Noms impropres
Un télescopage intéressant s'est produit ces jours-ci à La Recherche. Le numéro du mois d'avril, en vente en kiosques actuellement, s'intéresse à l'avenir des langues, notamment avec un article intitulé "En Europe, l'anglais gagne du terrain".
Dans le même temps, nous mettons la dernière main au numéro de mai, et notamment à un article sur l'évaluation de la science. Ce dernier mentionne, au détour d'une phrase, le "classement de Leiden" des universités. Moins connu que le classement de Shanghai, il n'est pas plus scientifiquement fondé nous écrit l'auteur. Mais là n'est pas le point : cherchez la ville de Leiden dans un dictionnaire français, elle n'existe pas.
En français, on écrit Leyde ! Quiconque a suivi quelques études scientifiques a entendu parler de sa célèbre bouteille (dont il vaut mieux ne pas boire le contenu, puisqu'il s'agit d'une sorte de condensateur électrique). Et quiconque lira la page 28 du numéro de mai de La Recherche y verra la mention d'un mathématicien de l'université de Leyde. Le dilemme que nous avons rencontré est le suivant : faut-il écrire "classement de Leyde", graphie correcte mais inutilisée dans ce contexte (1 occurrence sur Google) ; ou bien "classement de Leiden", incorrect mais utilisé partout (plus de 100 occurrences sur Google).
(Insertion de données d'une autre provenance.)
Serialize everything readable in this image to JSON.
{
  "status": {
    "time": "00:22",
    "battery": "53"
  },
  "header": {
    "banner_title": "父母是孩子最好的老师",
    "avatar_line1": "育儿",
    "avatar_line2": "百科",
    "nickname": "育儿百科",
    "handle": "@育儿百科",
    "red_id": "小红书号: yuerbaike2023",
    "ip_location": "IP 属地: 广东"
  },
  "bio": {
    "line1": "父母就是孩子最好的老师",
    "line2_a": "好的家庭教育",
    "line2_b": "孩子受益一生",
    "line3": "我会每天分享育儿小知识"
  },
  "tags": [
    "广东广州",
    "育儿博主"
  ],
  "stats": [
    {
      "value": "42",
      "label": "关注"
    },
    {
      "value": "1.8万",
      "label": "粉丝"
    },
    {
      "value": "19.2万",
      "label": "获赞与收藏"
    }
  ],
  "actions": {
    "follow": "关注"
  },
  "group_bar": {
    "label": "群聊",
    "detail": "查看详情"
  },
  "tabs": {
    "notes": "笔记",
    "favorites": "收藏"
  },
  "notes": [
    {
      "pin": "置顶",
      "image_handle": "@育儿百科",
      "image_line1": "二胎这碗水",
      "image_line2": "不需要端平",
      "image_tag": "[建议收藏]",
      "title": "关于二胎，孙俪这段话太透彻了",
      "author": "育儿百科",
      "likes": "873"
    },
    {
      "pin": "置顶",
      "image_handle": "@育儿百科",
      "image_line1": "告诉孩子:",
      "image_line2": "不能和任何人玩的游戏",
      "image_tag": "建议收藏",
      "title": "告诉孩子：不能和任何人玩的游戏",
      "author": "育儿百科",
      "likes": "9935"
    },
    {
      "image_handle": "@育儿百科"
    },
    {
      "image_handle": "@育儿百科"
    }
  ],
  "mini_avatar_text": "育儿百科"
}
Nous avons opté pour la deuxième solution, au risque d'être traités de lâches par les défenseurs de la langue française. Mais je m'interroge : si le classement émanait de l'université de Barcelone (Barcelona), de Lisbonne (Lisboa), de Copenhague (Kobenhavn) ou de Londres (London), les universitaires et les politiques qui le mentionneraient garderaient-ils le nom de la ville dans sa langue d'origine ? Après tout, on pourrait aussi parler du "classement de Chang-Hai", cela ferait plus chic!